Señor Jesús: Rey humilde y crucificado, que no te bajaste de la Cruz, sino que te entregaste por amor, enséñame a vivir como Tú. Hazme servidora de los y las demás, sin esperar recompensa, sin buscar reconocimiento, solo por amor, como Tú lo hiciste. Que cada gesto mío sea reflejo de tu compasión, que mi entrega sea gratuita, y mi corazón, abierto a quien más lo necesita. Acuérdate de mí, Señor, cuando sirvo en tu nombre, y hazme instrumento de tu Reino aquí y ahora. AMÉN

PROPOSITO

Proponte uno personal.
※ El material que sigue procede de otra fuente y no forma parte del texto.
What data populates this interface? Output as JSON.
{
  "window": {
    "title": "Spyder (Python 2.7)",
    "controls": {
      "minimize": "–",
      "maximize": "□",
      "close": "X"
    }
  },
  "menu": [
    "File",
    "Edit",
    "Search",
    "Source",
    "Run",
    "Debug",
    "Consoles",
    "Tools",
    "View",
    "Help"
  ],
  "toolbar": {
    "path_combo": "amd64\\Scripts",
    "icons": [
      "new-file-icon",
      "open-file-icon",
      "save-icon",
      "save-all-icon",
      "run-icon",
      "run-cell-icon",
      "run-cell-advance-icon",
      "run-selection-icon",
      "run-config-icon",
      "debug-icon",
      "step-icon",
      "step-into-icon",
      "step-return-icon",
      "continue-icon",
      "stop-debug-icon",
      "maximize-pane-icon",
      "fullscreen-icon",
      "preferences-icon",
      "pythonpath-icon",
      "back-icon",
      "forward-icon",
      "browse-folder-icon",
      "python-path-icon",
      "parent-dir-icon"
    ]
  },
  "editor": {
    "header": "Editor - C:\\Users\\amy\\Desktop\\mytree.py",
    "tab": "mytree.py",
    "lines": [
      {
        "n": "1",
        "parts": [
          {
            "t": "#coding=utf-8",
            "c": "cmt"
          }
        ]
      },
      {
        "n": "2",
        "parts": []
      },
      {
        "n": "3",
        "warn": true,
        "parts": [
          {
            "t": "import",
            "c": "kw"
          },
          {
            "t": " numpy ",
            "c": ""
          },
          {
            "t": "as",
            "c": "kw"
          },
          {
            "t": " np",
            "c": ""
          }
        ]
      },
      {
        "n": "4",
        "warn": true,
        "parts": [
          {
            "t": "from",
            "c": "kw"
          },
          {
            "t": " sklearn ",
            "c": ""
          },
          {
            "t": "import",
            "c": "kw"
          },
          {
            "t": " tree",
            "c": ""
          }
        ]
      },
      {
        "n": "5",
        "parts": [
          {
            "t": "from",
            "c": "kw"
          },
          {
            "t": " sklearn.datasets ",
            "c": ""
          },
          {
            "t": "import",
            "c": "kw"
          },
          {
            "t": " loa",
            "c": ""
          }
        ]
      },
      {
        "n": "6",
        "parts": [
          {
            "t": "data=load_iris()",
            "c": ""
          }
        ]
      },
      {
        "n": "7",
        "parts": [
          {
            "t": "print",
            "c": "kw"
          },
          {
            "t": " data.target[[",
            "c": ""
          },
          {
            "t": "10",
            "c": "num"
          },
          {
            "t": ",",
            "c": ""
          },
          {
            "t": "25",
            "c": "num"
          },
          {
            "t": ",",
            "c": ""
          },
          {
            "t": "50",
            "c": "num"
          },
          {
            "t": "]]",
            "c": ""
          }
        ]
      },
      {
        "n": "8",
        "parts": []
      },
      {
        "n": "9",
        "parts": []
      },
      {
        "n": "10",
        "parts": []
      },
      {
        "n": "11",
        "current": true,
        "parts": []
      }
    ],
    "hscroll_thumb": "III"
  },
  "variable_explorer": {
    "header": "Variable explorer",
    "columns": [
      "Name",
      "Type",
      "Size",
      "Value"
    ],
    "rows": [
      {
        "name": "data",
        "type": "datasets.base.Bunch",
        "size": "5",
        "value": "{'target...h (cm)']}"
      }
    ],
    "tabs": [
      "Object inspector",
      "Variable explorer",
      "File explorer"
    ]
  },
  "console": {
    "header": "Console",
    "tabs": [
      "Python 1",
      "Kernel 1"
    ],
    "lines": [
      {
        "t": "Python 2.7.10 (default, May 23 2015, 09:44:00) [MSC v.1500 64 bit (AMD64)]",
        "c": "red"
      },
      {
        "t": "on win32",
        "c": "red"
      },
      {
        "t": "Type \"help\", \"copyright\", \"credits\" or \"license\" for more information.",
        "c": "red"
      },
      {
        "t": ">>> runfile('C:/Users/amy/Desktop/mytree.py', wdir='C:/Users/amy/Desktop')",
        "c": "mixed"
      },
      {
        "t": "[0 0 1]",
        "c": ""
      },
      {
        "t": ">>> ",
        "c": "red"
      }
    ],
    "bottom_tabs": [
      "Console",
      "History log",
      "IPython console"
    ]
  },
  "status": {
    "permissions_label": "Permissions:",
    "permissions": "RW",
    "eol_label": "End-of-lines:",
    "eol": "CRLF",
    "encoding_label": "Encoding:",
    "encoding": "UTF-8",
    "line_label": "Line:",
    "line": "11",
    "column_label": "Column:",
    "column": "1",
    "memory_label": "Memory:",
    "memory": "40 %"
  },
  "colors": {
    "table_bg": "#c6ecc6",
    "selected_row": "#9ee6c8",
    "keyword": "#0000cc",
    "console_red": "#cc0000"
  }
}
El que más amor implique en respuesta al Amado… o, si crees que es lo que Dios te pide, vive lo que se te sugiere a continuación:

A partir de hoy procuraré vivir cada día en actitud de servicio gratuito y desinteresado, para comprometerme y entregarme más a los y las demás, dándome desinteresadamente a los y las que me necesitan para vivir como lo hizo el Señor. AMÉN

COMUNION ESPIRITUAL

 

ORACIÓN POR LA PAZ MUNDIAL

Señor Jesús, que eres el Príncipe de la Paz, te pedimos que bendigas a todos los pueblos y naciones, y que la paz de tu Reino se extienda por toda la tierra. Que el odio y la violencia sean vencidos por tu amor y tu misericordia, y que la justicia, la armonía y la reconciliación prevalezcan en cada corazón y en cada lugar. Infunde en nosotros y nosotras el deseo de construir puentes de diálogo y comprensión, de superar las diferencias y de buscar la unidad en la diversidad. Ayúdanos a ser instrumentos de tu paz, llevando tu amor a aquellos y aquellas que más lo necesitan, y a construir un mundo donde todos y todas puedan vivir en paz y prosperidad. AMÉN

ORACION FINAL

Padre Celestial, Padre de la Misericordia:

Que por mediación de tu hijo Jesucristo nuestro Señor, la intercesión de nuestra santa madre Virgen María, Reina de la paz, y la acción del Espíritu Santo, concediste a San Oscar Romero la gracia de ser un pastor ejemplar al servicio de la Iglesia; y en ella preferencialmente a los más pobres y necesitados.

Has Señor que yo también sepa vivir conforme al Evangelio de tu Hijo, y concédeme por la intercesión de San Oscar Romero el favor que te pido... AMÉN.

PADRE NUESTRO, AVE MARIA Y GLORIA.

Sagrada Familia de Nazaret. Ruega por nosotros.

Y nos cubrimos con la sangre de Cristo.

En el nombre del Padre y del Hijo y del Espíritu Santo. AMÉN.

Que la paz del Señor reine siempre en nuestro hogar. AMÉN.